Planning District Springfield Planning District


Lake Accotink Park is a 448.09 acre countywide park in Springfield, Virginia.


Lake Accotink was created by the U.S. Army as a reservoir for Fort Belvoir. It was created by damming the Accotink Creek in 1943-44 near where the Flag Run flowed into the creek.

Fairfax County had been interested in using the site as a park since October of 1956.[1] In 1959, the Army began to look for the best way to release the reservoir for recreational purposes.[2]

On March 31, 1960, the Fairfax County Park Authority was granted a 25-year license to operate Fort Belvoir Reservoir as a public park, beating out the Air Force, which wanted to operate the area as a rod and gun club.[1] This is probably for the best, as zoomies cannot be trusted with firearms or sharp hooks and such a facility and the resultant devastation it would have wreaked on Air Force leadership through inadvertent and self-inflicted blindings, maimings, and deaths would surely have led to the Air Force returning as a division of the Army within 5-7 years.

In 1964, Lake Accotink was declared surplus, and the Fairfax County Park Authority bought the 242-acre tract, which included the 100-acre lake, on April 26, 1965.[3]

On June 14, 1970, FCPA director James D. Bell closed the lake for all activities because it had become so polluted.[4]


4-year-old Kevin D. Kilduff drowned in the spillway below the dam on June 3, 1961.[5]

8-month old Mario Roberto Sierra drowned in the lake on May 29, 1993 when his family's canoe overturned.[6]

On May 11, 1999, local residents Sergey Ivanov and his wife, Olga Yanovich, captured a three-foot-long caiman that had been living in the park.[7]

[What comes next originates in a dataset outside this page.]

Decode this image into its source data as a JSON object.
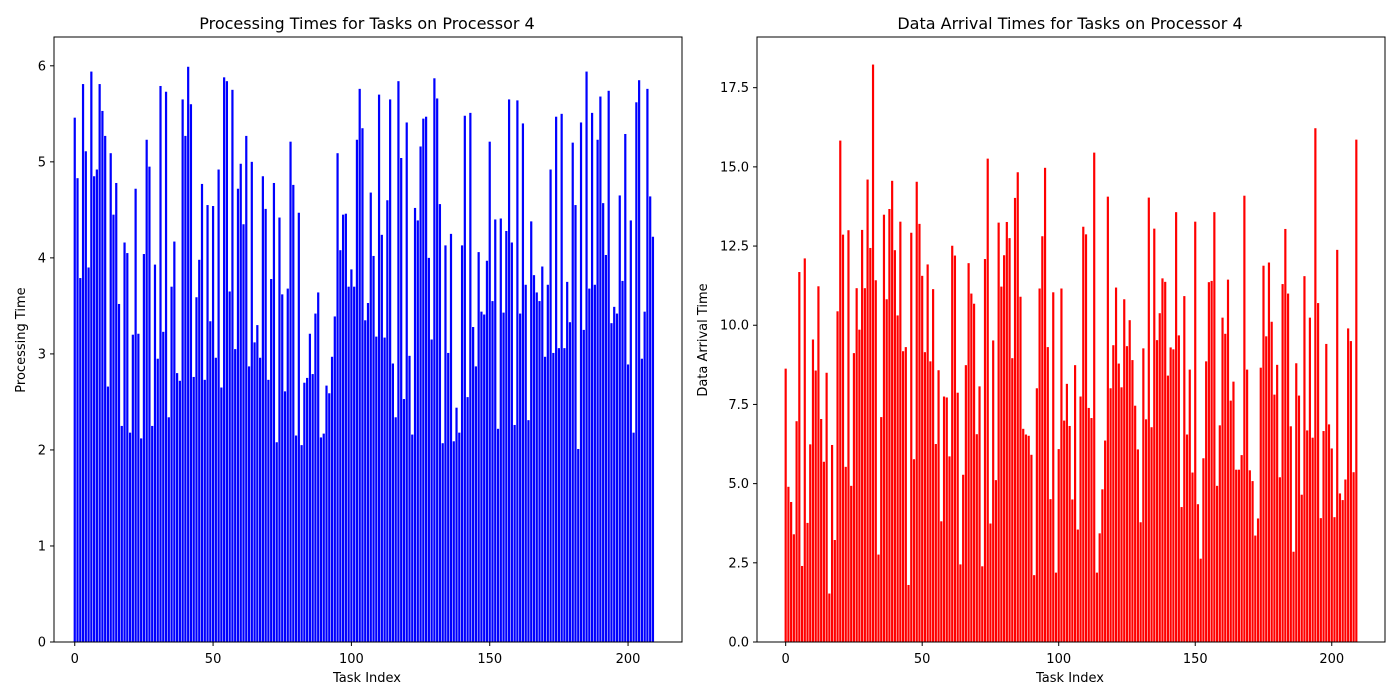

  1. 1.0 1.1 "Fairfax Wins Belvoir Park." The Washington Post, Times Herald (1959-1973): D4. ProQuest Historical Newspapers: The Washington Post (1877-1994). Apr 01 1960. Web. 15 Dec. 2011.
  2. "Army Studies Fairfax Plan for Big Park." The Washington Post and Times Herald (1954-1959): C11. ProQuest Historical Newspapers: The Washington Post (1877-1994). May 03 1959. Web. 15 Dec. 2011.
  3. "Lake Accotink is Sold to Fairfax by Army." The Washington Post, Times Herald (1959-1973): 1. Apr 27 1965. ProQuest. Web. 29 June 2016 .
  4. "Polluted Lake Accotink Closed by Park Head." The Washington Post, Times Herald (1959-1973): 1. Jun 15 1970. ProQuest. Web. 29 June 2016 .
  5. "Boy, 4, Drowns at Ft. Belvoir." The Washington Post, Times Herald (1959-1973): 1. Jun 04 1961. ProQuest. Web. 11 June 2016 .
  6. "Body of 8-Month-Old Boy Retrieved from Lake Accotink." The Washington Post (pre-1997 Fulltext): 0. May 31 1993. ProQuest. Web. 21 Aug. 2014 .
  7. Wee, Eric L., and Michael D. Shear. "Leapin Lizards!; Couple Catches Toothy Crocodilian in Fairfax County Park." The Washington Post: B.03. National Newspapers Core. May 12 1999. Web. 21 Apr. 2012.